'Glasgow should own up to its dark secret'
As a mixed-race Scot, whose grandparents were from Jamaica, Laura Cripps thinks it is time for Glasgow to own up to its "dark secret".
"Nobody tends to talk about it," Laura says.
"When you walk around, whether it's to go to dinner, go to work or go shopping, you see street names and statues but what you don't realise is that they are named after the men who owned plantations in Jamaica and America."
Many of the most prominent street names in Glasgow's city centre are named after 18th Century slave owners who made their fortunes on tobacco plantations.
Laura says there is no acknowledgement of where their fortunes came from and the exploitation that went with it.
Starting in the Merchant City, Laura took a short tour for BBC Scotland's The Social that went past streets named after four plantation owners.
The 26-year-old entrepreneur starts on Glassford Street which is named after John Glassford, a wealthy tobacco baron who owned plantations in Virginia and Maryland.
His family's portrait, painted by artist Archibald McLauchlan in 1767, is exhibited in the People's Palace.
"If you look close enough you can see what they've tried to paint out," Laura says.
"What they've tried to paint out is a black slave."
The employment of black servants was very fashionable among rich Glaswegians, who brought them over from the slave-worked plantations of the American colonies and the West Indies.
However, the servant was later painted out, perhaps due to anti-slavery sentiment in 19th Century.
Glassford is buried in Ramshorn Cemetery on Ingram Street, which is named after his brother-in-law Archibald Ingram.
Ingram also made his fortune with slave-owning tobacco plantations in the east coast of America.
At the bottom of Ingram Street, but actually on Queen Street, is Glasgow's Gallery of Modern Art.
It was formerly the home of William Cunninghame, who paid £10,000 for the mansion off the back of the plantations he owned in Jamaica.
He reportedly owned 300 slaves.
Cunninghame made a fortune stockpiling cheap tobacco shortly before the American Revolution in the 1770s and later selling at high prices.
Close to the gallery is Glasgow's main shopping street, Buchanan Street.
Andrew Buchanan was one of the first Scots to have tobacco plantations in the New World, with major holdings in Virginia.

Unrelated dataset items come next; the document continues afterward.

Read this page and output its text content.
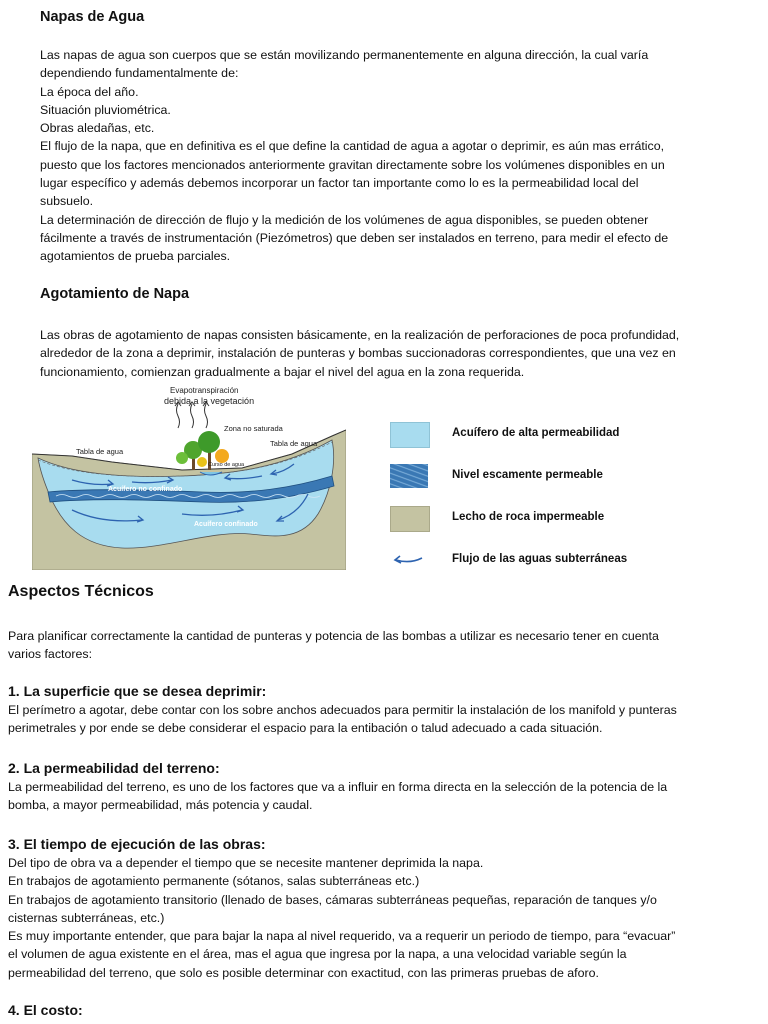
Napas de Agua
Las napas de agua son cuerpos que se están movilizando permanentemente en alguna dirección, la cual varía
dependiendo fundamentalmente de:
La época del año.
Situación pluviométrica.
Obras aledañas, etc.
El flujo de la napa, que en definitiva es el que define la cantidad de agua a agotar o deprimir, es aún mas errático,
puesto que los factores mencionados anteriormente gravitan directamente sobre los volúmenes disponibles en un
lugar específico y además debemos incorporar un factor tan importante como lo es la permeabilidad local del
subsuelo.
La determinación de dirección de flujo y la medición de los volúmenes de agua disponibles, se pueden obtener
fácilmente a través de instrumentación (Piezómetros) que deben ser instalados en terreno, para medir el efecto de
agotamientos de prueba parciales.
Agotamiento de Napa
Las obras de agotamiento de napas consisten básicamente, en la realización de perforaciones de poca profundidad,
alrededor de la zona a deprimir, instalación de punteras y bombas succionadoras correspondientes, que una vez en
funcionamiento, comienzan gradualmente a bajar el nivel del agua en la zona requerida.
Evapotranspiración
debida a la vegetación
Zona no saturada
Tabla de agua
Tabla de agua
Curso de agua
Acuífero no confinado
Acuífero confinado
Acuífero de alta permeabilidad
Nivel escamente permeable
Lecho de roca impermeable
Flujo de las aguas subterráneas
Aspectos Técnicos
Para planificar correctamente la cantidad de punteras y potencia de las bombas a utilizar es necesario tener en cuenta
varios factores:
1. La superficie que se desea deprimir:
El perímetro a agotar, debe contar con los sobre anchos adecuados para permitir la instalación de los manifold y punteras
perimetrales y por ende se debe considerar el espacio para la entibación o talud adecuado a cada situación.
2. La permeabilidad del terreno:
La permeabilidad del terreno, es uno de los factores que va a influir en forma directa en la selección de la potencia de la
bomba, a mayor permeabilidad, más potencia y caudal.
3. El tiempo de ejecución de las obras:
Del tipo de obra va a depender el tiempo que se necesite mantener deprimida la napa.
En trabajos de agotamiento permanente (sótanos, salas subterráneas etc.)
En trabajos de agotamiento transitorio (llenado de bases, cámaras subterráneas pequeñas, reparación de tanques y/o
cisternas subterráneas, etc.)
Es muy importante entender, que para bajar la napa al nivel requerido, va a requerir un periodo de tiempo, para “evacuar”
el volumen de agua existente en el área, mas el agua que ingresa por la napa, a una velocidad variable según la
permeabilidad del terreno, que solo es posible determinar con exactitud, con las primeras pruebas de aforo.
4. El costo:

It was Buchanan that created Virginia Street, one of the city centre streets named after slave-owning areas where the 18th century merchants made their fortune.
Jamaica and Tobago streets are also close by.
The final stop of Laura's short tour of Glasgow city centre is Dunlop Street, named after another family of tobacco barons.
"I've walked less than a mile and I've had to walk past street names and buildings that are named after five plantation owners," Laura says.
"Some may argue it was different time, and yes it was, but should they have their names immortalised in the street names and the places that they built with slave money?"
Laura says the past can't be changed but Glasgow should own up to its slave trade links like many other cities around the world have.
"Even one plaque on one street acknowledging this is where all the money came from," Laura says.
"It does not have to be on every street.
"I'm not saying take down street names. I'm not saying tear down the buildings. I'm just saying the slaves' names should be up there with them."